Federal News Roundup
After reaching a new agreement with a private Missouri contractor that serves Chapter 1 students in religious schools, the Education Department has dropped its bid for a one-year stay in Missouri's implementation of the U.S. Supreme Court's decision barring Chapter 1 remedial teachers from such schools.
Missouri is one of two states in which the department serves Chapter 1 religious-school students directly through a contractor in a so-called by-pass arrangement because the state constitution prohibits the state from serving religious-school students in their schools.
The Education Department, claiming that sectarian-school students could not receive "equitable" Chapter 1 services unless the instruction was delivered in their classrooms, first invoked the by-pass in 1978.
In the arrangement between the federal department and the contractor, Blue Hills Home Corporation, religious-school students will be served at neutral sites.
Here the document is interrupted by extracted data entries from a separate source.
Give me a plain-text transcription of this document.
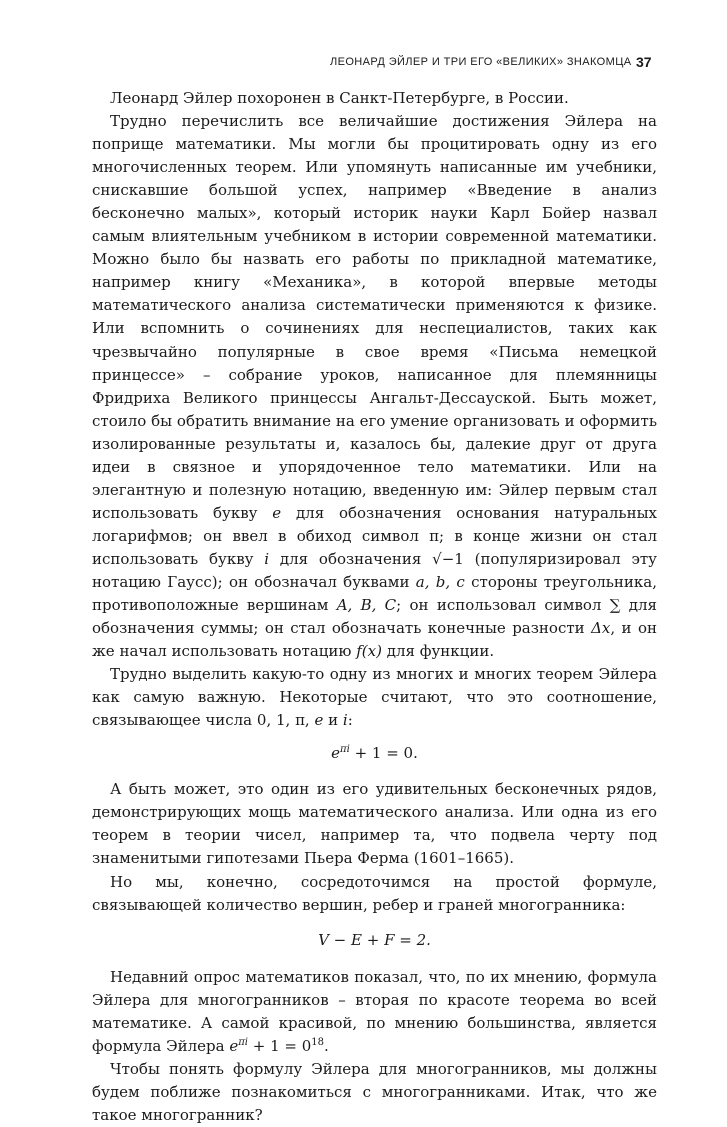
ЛЕОНАРД ЭЙЛЕР И ТРИ ЕГО «ВЕЛИКИХ» ЗНАКОМЦА 37

Леонард Эйлер похоронен в Санкт-Петербурге, в России.

Трудно перечислить все величайшие достижения Эйлера на поприще математики. Мы могли бы процитировать одну из его многочисленных теорем. Или упомянуть написанные им учебники, снискавшие большой успех, например «Введение в анализ бесконечно малых», который историк науки Карл Бойер назвал самым влиятельным учебником в истории современной математики. Можно было бы назвать его работы по прикладной математике, например книгу «Механика», в которой впервые методы математического анализа систематически применяются к физике. Или вспомнить о сочинениях для неспециалистов, таких как чрезвычайно популярные в свое время «Письма немецкой принцессе» – собрание уроков, написанное для племянницы Фридриха Великого принцессы Ангальт-Дессауской. Быть может, стоило бы обратить внимание на его умение организовать и оформить изолированные результаты и, казалось бы, далекие друг от друга идеи в связное и упорядоченное тело математики. Или на элегантную и полезную нотацию, введенную им: Эйлер первым стал использовать букву e для обозначения основания натуральных логарифмов; он ввел в обиход символ π; в конце жизни он стал использовать букву i для обозначения √−1 (популяризировал эту нотацию Гаусс); он обозначал буквами a, b, c стороны треугольника, противоположные вершинам A, B, C; он использовал символ ∑ для обозначения суммы; он стал обозначать конечные разности Δx, и он же начал использовать нотацию f(x) для функции.

Трудно выделить какую-то одну из многих и многих теорем Эйлера как самую важную. Некоторые считают, что это соотношение, связывающее числа 0, 1, π, e и i:

$e^{\pi i} + 1 = 0$.

А быть может, это один из его удивительных бесконечных рядов, демонстрирующих мощь математического анализа. Или одна из его теорем в теории чисел, например та, что подвела черту под знаменитыми гипотезами Пьера Ферма (1601–1665).

Но мы, конечно, сосредоточимся на простой формуле, связывающей количество вершин, ребер и граней многогранника:

V − E + F = 2.

Недавний опрос математиков показал, что, по их мнению, формула Эйлера для многогранников – вторая по красоте теорема во всей математике. А самой красивой, по мнению большинства, является формула Эйлера $e^{\pi i} + 1 = 0^{18}$.

Чтобы понять формулу Эйлера для многогранников, мы должны будем поближе познакомиться с многогранниками. Итак, что же такое многогранник?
According to Otis Baker, assistant commissioner for instruction in Missouri, the cost of providing the services will rise nearly $1 million--from $2.8 million to about $3.77 million.
State officials have argued that the Supreme Court in Felton v. Aguilar eliminated the rationale for the by-pass by prohibiting on-site instruction, and have asked that responsibility for serving such students be returned to the state.
The department and Secretary of Education William J. Bennett have been sued by a lobbying group, Americans United for Separation of Church and State, for seeking the delay in Missouri and elsewhere.
The Justice Department filed an unusual school-desegregation suit earlier this month against the Tucson (Ariz.) Unified School District to end what it called "the selective, long-distance busing" of high-school students residing on an Air Force base in the city.
The complaint, filed in federal district court in Tucson on Oct. 1, alleges that the only children bused for desegregation purposes in the district are those whose parents are stationed at Davis-Monthan Air Force Base. Approximately 160 children are bused from the base to a high school 10 miles away.
Moreover, the government contends, the district "strictly enforces against military children" a policy that prohibits them from transferring to schools closer to home if such moves would contribute to racial imbalance at their current schools. In contrast, district officials permitted 363 local students to make such transfers in 1981 alone.
The government argues that the district has violated the terms of 11 federal school-construction contracts funded through the Education Department's impact-aid program by requiring military children to bear the brunt of the desegregation program. The contracts require that the children of military personnel be treated on the same terms as other children.
The government also contends that the disparate treatment of the military children violates the Constitution's equal-protection and supremacy clauses.
Members of the House Ways and Means Committee who opposed President Reagan's tax-reform proposal have also expressed dismay at a draft plan that would modify the proposed elimination of the federal deduction for state and local taxes.
Educators are concerned that any provision to curtail current deductions for state and local income, property, and sales taxes could undermine efforts to finance education reform.
According to the plan drafted by Ways and Means Committee staff members, the deductibility would be eliminated, but individuals could deduct either $500 ($1,000 on a joint return) in state and local income and property taxes or the amount of such taxes that exceeds 5 percent of their adjusted gross income, whichever is greater. Representative Thomas J. Downey, Democrat of New York and a committee member, called this "disastrous," as supporters of deductibility continued their campaign to defeat such proposals.
The staff-drafted version would also raise the maximum child-care credit from $2,400 to $2,450 for one child and from $4,800 to $4,900 for two or more.
It could take up two months for the panel to complete writing a bill.